Hell this is the best thread I read in a while.
I feel like you all, that we are in the midst of a market meltup. It will correct in the pre and election phase and Iran and China will be a sword of Damucles above all but compared to Brexit fear plus China fear 2018 its all sunshine.

This year is going to suck, especially as we near November. If a Dem wins, we'll have a lot of chop and then down. If Trump wins, late 2022 will be the start of the downturn into hell, sharply.
 
Imo vague confusion / concern or theories about how the government is controlling us don't add PnL dollars to the bottom line. We haven't seen anything extremely crazy yet to warrant concern. Rolling 20y market returns are pretty average. Debt to GDP isn't out of control. Things could get a lot weirder before the trend changes. I recall reading the forward yield on the indicies got under the short rate in the tech bubble? We aren't anywhere near that yet.

Diversification is the best remedy for this brand of uncertainty. Certain asset classes can definitely plateau for a while and get squeezed in the short term but if you maintain exposure to a variety of markets and don't over-leverage; 90% chance you'll be fine over a 1-2 decade time horizon and longer.
How nice it is to read an occasional post that seems to have come from a observer on planet Earth.
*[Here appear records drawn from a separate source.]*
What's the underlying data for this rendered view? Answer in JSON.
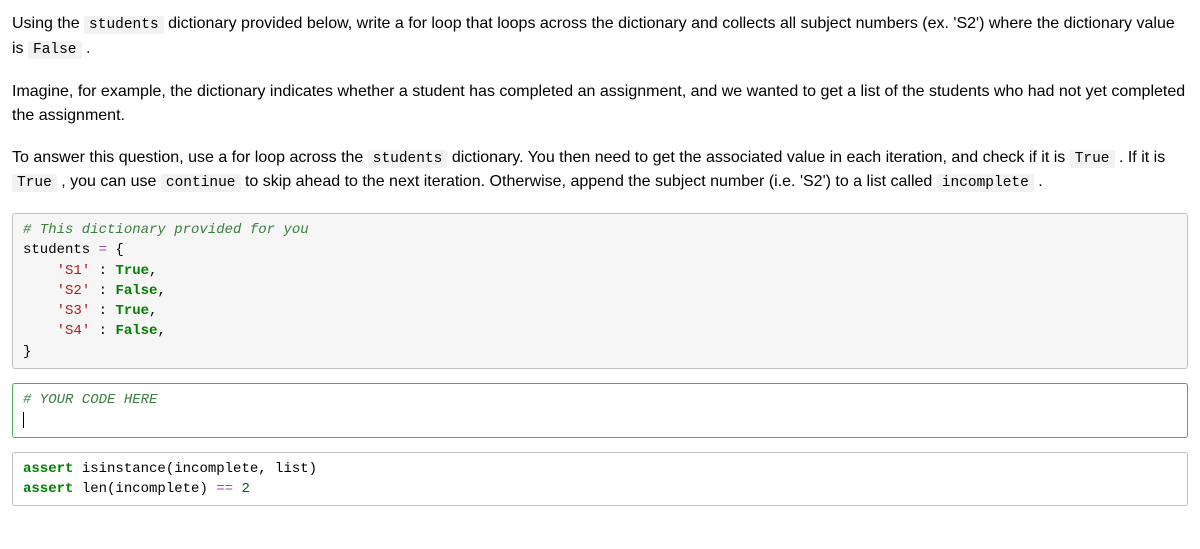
{
  "instructions": {
    "p1_pre": "Using the ",
    "p1_code1": "students",
    "p1_mid": " dictionary provided below, write a for loop that loops across the dictionary and collects all subject numbers (ex. 'S2') where the dictionary value is ",
    "p1_code2": "False",
    "p1_post": " .",
    "p2": "Imagine, for example, the dictionary indicates whether a student has completed an assignment, and we wanted to get a list of the students who had not yet completed the assignment.",
    "p3_pre": "To answer this question, use a for loop across the ",
    "p3_code1": "students",
    "p3_mid1": " dictionary. You then need to get the associated value in each iteration, and check if it is ",
    "p3_code2": "True",
    "p3_mid2": " . If it is ",
    "p3_code3": "True",
    "p3_mid3": " , you can use ",
    "p3_code4": "continue",
    "p3_mid4": " to skip ahead to the next iteration. Otherwise, append the subject number (i.e. 'S2') to a list called ",
    "p3_code5": "incomplete",
    "p3_post": " ."
  },
  "cell1": {
    "comment": "# This dictionary provided for you",
    "line2_a": "students ",
    "line2_op": "=",
    "line2_b": " {",
    "s1_key": "'S1'",
    "s1_sep": " : ",
    "s1_val": "True",
    "s1_comma": ",",
    "s2_key": "'S2'",
    "s2_sep": " : ",
    "s2_val": "False",
    "s2_comma": ",",
    "s3_key": "'S3'",
    "s3_sep": " : ",
    "s3_val": "True",
    "s3_comma": ",",
    "s4_key": "'S4'",
    "s4_sep": " : ",
    "s4_val": "False",
    "s4_comma": ",",
    "close": "}"
  },
  "cell2": {
    "comment": "# YOUR CODE HERE"
  },
  "cell3": {
    "kw_assert1": "assert",
    "l1_mid": " isinstance(incomplete, list)",
    "kw_assert2": "assert",
    "l2_mid": " len(incomplete) ",
    "l2_op": "==",
    "l2_sp": " ",
    "l2_num": "2"
  }
}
How bizarre it is to read so many posts where people think there is something wrong about the government creating money, as if there is another better source?; ditto the strange posts from those who don't realize that if the government did not run deficits there would be no money left in the private sector to carry out commerce. Our main concern should be stability of the money, i.e., price inflation. Or in other words, whether the amount of money available for commerce is in balance with the goods and services one can buy with it; should we say "productivity?" Of course there are also social concerns having to do with where he money resides. And that too affects commerce. Many posters here, it appears, are concerned not about these things but instead about the economy on some imaginary planet where government finances are no different from their own finances.